Bold takeaway: If the compiler can’t prove you handled a state, you probably didn’t. 8) Cultural Shift → “Boring and Correct” Beats “Smart and Magical” Rust changed how I review Java:

  • I ask “where is the mutation?” and “who owns this?” on every diff.
  • I reject invisible retries and implicit timeouts unless they are logged and surfaced.
  • I push for observability by contract: every endpoint returns machine-countable outcomes.

And the weirdest side effect? On-call got quiet. The code looks plainer. The graphs look calmer. Contrarian Points I’ll Defend

  • Exceptions are fine when they model truly exceptional cases; don’t cosplay Result everywhere and drown the code in ceremony.
  • Caches should earn their keep with measurement; a cache that “probably helps” usually hides an unbounded memory risk.
  • Builders are for ergonomics, not safety; prefer immutable aggregates as your default.

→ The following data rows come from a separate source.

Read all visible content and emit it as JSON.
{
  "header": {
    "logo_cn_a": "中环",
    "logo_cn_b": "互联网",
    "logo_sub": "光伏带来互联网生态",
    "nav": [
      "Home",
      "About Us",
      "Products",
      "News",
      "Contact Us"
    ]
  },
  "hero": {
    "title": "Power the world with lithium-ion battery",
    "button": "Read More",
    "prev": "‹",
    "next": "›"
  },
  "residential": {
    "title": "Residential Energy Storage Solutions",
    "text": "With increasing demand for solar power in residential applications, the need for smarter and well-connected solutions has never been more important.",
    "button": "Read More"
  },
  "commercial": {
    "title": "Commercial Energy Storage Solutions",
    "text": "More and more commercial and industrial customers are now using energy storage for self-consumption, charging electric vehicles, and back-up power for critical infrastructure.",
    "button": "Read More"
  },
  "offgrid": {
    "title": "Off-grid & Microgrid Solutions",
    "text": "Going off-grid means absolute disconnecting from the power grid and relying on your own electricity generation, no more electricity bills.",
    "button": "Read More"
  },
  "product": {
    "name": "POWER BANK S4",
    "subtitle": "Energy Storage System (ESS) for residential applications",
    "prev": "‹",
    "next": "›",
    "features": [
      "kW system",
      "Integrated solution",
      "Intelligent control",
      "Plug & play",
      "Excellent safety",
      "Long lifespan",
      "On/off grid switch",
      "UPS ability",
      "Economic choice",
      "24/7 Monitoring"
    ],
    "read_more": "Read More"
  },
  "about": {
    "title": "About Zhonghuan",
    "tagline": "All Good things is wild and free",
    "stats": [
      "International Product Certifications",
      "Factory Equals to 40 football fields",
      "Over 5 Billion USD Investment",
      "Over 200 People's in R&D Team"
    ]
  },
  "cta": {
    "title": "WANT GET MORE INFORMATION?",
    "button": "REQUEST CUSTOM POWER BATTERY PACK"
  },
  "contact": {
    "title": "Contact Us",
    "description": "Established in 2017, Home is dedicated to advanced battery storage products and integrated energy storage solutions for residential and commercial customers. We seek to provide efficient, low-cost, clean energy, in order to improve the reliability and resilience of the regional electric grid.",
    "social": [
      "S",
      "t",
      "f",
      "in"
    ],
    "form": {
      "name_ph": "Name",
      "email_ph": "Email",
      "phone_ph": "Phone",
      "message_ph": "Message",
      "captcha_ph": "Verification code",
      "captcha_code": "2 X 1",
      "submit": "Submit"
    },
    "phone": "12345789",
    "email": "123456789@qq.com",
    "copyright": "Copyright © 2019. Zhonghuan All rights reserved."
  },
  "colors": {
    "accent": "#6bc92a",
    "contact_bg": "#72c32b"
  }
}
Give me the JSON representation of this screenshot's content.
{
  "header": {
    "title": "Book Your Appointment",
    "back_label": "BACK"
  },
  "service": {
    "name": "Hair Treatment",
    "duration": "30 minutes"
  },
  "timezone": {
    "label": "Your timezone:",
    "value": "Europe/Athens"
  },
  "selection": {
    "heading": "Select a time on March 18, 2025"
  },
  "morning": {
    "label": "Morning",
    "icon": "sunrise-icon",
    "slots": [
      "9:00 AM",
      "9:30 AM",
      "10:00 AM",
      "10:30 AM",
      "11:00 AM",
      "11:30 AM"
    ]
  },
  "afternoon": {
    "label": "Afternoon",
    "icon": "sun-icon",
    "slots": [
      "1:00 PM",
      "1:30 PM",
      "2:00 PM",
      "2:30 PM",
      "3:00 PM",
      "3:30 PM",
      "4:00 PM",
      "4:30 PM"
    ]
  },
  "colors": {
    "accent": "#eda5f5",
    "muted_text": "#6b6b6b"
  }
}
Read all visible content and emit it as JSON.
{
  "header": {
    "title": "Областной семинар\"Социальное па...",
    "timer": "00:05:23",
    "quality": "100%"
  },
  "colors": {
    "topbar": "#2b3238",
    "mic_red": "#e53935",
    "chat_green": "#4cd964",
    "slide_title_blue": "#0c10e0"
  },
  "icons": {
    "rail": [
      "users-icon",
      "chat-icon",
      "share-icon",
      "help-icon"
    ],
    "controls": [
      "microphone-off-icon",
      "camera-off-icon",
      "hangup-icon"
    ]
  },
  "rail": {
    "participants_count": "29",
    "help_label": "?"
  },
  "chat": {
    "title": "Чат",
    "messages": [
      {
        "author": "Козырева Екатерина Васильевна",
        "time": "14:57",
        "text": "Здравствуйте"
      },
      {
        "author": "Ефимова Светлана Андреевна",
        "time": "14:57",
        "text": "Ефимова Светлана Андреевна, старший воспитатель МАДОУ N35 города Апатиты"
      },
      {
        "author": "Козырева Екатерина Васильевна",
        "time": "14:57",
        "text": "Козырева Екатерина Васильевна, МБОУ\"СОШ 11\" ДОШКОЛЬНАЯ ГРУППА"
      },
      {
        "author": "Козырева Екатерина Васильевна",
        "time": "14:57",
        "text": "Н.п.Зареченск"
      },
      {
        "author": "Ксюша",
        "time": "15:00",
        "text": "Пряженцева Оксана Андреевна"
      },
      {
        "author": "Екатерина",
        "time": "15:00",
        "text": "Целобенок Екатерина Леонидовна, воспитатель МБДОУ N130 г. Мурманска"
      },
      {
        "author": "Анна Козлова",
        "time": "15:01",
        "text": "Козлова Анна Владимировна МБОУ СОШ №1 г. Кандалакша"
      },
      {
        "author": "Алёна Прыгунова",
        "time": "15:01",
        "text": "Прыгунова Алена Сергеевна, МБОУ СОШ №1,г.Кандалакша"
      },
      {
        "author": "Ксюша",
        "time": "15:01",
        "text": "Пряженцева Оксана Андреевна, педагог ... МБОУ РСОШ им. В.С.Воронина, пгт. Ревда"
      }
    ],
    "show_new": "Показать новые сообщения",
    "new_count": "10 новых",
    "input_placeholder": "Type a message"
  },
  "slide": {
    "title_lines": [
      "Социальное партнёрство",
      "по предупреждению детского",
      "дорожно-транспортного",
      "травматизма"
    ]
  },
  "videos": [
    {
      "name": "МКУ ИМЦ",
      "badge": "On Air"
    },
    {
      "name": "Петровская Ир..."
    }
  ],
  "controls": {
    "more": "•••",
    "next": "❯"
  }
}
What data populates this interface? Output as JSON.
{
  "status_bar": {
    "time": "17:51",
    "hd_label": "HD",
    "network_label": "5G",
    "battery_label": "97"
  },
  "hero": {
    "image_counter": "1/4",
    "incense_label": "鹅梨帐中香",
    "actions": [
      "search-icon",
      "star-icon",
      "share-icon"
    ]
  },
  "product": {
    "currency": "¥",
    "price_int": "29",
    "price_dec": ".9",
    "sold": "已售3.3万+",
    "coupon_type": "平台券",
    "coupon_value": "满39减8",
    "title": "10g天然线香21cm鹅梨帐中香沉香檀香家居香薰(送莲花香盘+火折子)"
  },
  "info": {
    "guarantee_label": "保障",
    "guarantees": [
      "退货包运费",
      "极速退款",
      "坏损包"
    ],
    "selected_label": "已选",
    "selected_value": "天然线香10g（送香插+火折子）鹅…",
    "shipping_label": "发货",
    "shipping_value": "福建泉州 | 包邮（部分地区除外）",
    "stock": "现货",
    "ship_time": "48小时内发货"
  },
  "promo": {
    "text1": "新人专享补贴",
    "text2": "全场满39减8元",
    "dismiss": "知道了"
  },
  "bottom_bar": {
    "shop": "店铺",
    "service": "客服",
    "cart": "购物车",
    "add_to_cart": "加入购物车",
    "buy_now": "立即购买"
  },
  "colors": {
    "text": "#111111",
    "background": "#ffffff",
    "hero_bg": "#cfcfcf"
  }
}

What You Can Try This Week

  • Wrap one hot code path in StructuredTaskScope.ShutdownOnFailure. Track p95 and alloc rate.
  • Convert a mutable entity to a record and push mutation to a single factory/service.
  • Replace one magic annotation with explicit code and measure the difference.
  • Make one sealed hierarchy and remove a default from a switch—let the compiler guard you.
  • Draw the ownership diagram for a request path. Kill one leak.

The Arguable Finish Here’s the hill: Most Java pain isn’t because it’s Java. It’s because we write Java like we never learned ownership. If you disagree, show me a counterexample: a production system where more hidden mutability, more reflection, and more shared state outperformed a plain, explicit design with the same features and lower operational risk. Or — better — publish your audit.
What Rust habit, ported to Java, measurably moved your p95, alloc/s, or incident count? I’ll go first in the comments.
You bring charts. I’ll bring mine. Key Insights (for skimmers):

  • Ownership scales better than cleverness.
  • Structured concurrency deletes ambiguity, not just threads.
  • If you can’t count failures in metrics, your types are lying.